Like many working actors associated with a successful part, he was anxious not to become typecast, and somewhat understandably chose to distance himself from the very programme that had made him a household name.
|Mary Tamm as Romana|
After many years of gentle coaxing, the team from Big Finish Productions persuaded him to come back to the role in 2010. After a very successful first series of adventures alongside Louise Jameson reprising the part of Leela, a second series was recorded during the summer of 2011.
The Auntie Matter, penned by longstanding Big Finish contributor Jonathan Morris is the first of this second series to be released.
Listening to this adventure is a bittersweet experience, the joy of hearing my favourite classic series Doctor/companion pairing is offset by the sadness of knowing that the talented and beautiful Mary Tamm passed away the following year.
The Auntie Matter is set during the 1920s, the Doctor and Romana decide to take a holiday to recuperate after the events of The Key To Time. Sending K-9 off in the TARDIS to give the black guardian the runaround, they decide to move in to a London townhouse and live the life of a Lord and Lady.
In traditional classic series style, the pair are separated, and both affect the way the story unfolds without ever crossing each other's paths. The author is clearly a fan of P.G. Wodehouse, and the story is brimming with the humour and farcical fun synonymous with the creator of Jeeves and Wooster.
The Doctor has to outwit a psychotic robot gamekeeper and the eponymous Auntie, and Romana has to contend with the romantic overtures of a lovelorn bachelor!
There is a wonderful ensemble cast including Julia McKenzie as Florence and Alan Cox as Grenville (Wodehouse's middle name) the valet.
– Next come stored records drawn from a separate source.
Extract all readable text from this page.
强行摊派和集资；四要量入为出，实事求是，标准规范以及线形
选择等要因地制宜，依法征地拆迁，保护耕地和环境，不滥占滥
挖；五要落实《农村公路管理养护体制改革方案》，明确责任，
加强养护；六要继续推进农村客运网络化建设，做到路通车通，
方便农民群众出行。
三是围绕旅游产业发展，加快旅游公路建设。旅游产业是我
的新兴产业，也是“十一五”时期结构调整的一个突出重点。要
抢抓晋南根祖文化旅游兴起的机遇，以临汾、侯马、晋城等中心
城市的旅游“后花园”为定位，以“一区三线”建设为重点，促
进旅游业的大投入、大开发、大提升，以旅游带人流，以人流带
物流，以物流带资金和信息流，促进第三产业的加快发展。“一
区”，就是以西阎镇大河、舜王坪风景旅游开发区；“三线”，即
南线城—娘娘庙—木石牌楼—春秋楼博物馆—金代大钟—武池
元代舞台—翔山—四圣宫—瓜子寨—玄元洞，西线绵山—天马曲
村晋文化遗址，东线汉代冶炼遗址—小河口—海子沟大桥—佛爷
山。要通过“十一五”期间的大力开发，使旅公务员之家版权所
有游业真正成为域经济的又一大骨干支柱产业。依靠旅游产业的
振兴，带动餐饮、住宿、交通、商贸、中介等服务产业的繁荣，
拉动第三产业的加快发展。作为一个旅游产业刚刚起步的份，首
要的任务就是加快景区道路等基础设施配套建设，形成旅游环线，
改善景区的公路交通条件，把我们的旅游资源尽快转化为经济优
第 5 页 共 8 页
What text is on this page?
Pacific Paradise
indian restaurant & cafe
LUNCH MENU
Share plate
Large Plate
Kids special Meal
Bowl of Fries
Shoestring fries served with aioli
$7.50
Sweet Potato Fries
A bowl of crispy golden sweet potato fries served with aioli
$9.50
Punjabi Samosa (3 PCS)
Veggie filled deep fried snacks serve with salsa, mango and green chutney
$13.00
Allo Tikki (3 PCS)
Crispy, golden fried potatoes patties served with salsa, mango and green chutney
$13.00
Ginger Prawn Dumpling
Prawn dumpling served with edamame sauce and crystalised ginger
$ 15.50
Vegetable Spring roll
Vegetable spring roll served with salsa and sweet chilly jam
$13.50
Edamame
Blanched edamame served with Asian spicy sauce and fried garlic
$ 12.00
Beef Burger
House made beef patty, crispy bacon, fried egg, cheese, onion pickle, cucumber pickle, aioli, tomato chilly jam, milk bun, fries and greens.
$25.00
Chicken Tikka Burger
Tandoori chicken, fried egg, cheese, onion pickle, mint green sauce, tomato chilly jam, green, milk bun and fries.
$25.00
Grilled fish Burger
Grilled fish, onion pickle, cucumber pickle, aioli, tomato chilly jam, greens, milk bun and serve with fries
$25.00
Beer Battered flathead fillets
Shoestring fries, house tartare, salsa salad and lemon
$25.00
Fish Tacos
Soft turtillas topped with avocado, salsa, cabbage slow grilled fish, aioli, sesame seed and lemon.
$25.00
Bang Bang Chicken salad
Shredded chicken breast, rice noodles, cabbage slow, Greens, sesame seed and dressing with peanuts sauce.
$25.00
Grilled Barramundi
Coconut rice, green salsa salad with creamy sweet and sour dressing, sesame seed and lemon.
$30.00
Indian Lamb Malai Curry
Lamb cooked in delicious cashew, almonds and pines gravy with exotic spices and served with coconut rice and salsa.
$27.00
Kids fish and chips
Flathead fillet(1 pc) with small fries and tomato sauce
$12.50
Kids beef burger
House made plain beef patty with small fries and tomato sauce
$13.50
But the star performances are from Tom and Mary, the chemistry between them is perfect, it feels like it's only been a week since the events of The Armageddon Factor.
This set includes bonus interviews which is usual with such releases plus a very moving tribute to Mary Tamm.
She will be sadly missed, but we are very fortunate to have a body of work, including her time on Who to remember her by.